Numerous disciplines have, over the years, adopted, adapted, and incorporated film studies into their curricula. Introducing film studies into the curriculum is an effective way of retaining viable student numbers in traditionally non-media disciplines. The Arnoldian-derived assumption that film has nothing to do with knowledge, reasoning or analysis has long since passed (or should have), as scholars from all disciplines now include film (and video) in the classroom. One of the first books to appear on the topic of history and the cinema was KRM Short’s Feature Films as History (1981) in which he argues the value of films as source material and explains how they provide an understanding of the societies and intellectual trends they both reflected and affected. Apart from The Historical Journal of Radio, Film and TV and Film and History, which have proven to offer key resources in the field, we can fast forward to Robert A Rosenstone’s History on Film / Film on History (2006). Rosenstone offers a detailed overview of what is meant by history on the screen. A recent anthology by Bickford and Mendelsohn (2006) on histories of cinema in and on Africa draws heavily on Rosenstone. In Australasia the annual and very well attended Film and History Conference is well entrenched, especially through the refereed online journal, Screening the Past.

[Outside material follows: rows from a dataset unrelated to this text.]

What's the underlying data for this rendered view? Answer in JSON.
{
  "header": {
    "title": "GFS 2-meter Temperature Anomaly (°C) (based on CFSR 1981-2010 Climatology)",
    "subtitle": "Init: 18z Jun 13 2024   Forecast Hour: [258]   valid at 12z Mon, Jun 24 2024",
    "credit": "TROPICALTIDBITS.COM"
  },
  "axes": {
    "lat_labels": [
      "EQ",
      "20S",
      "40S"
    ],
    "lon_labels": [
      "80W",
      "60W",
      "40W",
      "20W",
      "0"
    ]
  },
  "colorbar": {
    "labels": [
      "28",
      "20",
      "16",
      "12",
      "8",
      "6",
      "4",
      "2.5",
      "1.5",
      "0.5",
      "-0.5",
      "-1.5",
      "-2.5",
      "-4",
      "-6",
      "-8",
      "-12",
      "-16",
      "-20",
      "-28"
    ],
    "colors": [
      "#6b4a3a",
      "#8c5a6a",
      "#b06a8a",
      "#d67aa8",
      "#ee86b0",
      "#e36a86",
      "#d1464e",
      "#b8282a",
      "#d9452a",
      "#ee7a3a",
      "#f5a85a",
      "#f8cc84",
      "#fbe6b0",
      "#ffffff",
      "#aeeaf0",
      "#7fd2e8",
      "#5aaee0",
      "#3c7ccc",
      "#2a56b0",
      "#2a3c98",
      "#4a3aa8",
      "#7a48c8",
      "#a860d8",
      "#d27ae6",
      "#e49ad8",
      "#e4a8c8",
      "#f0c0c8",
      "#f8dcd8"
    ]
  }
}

My comment for this commemorative issue will briefly focus on my own contribution. The journal publication of the Grierson Report (1954) commissioned by a conservative South African Church organization, and its publication of a very challenging review by Samuel Lelièvre of Frank Ukadike’s book, Questioning African Cinema: Conversations with Filmmakers (2002) deserve mention. The Grierson Report had languished in mimeograph form in the National Film Archives (Pretoria) until 1999 when I was able to secure permission for it to be published in Screening The Past. This reproduction was accompanied by a detailed analysis of Grierson’s contribution to South Africa by me and Edwin Hees. Samuel Lelievre’s extensive review of Ukadike’s book, Questioning African Cinema (2002), I think, also needs attention, as it is one of the few published critical studies of Ukadike, a seminal scholar of Africa cinema. Basically, a book review, it is in fact a sustained critique, opening up a series of questions about Ukadike’s questions of African film directors.
In an academic environment where even refereed electronic journals remain second class citizens, Screening the Past has excelled in publishing top quality articles and making available previously inaccessible documents via open access. Screening the Past also reflects the extraordinary vibrancy of Australian scholarship, and its editors an outstanding commitment to the journal and all of those who have published in it.
Keyan G Tomaselli
Culture, Communication and Media Studies
University of KwaZulu-Natal
Howard College Campus, Durban.
Reference
Bickford-Smith, Vivian and Mendelsohn, Richard (eds.) Black and White in Colour: African History on Screen. Oxford: James Currey; Athens: Ohio University Press; Cape Town: Double Story, 2006. 374pp.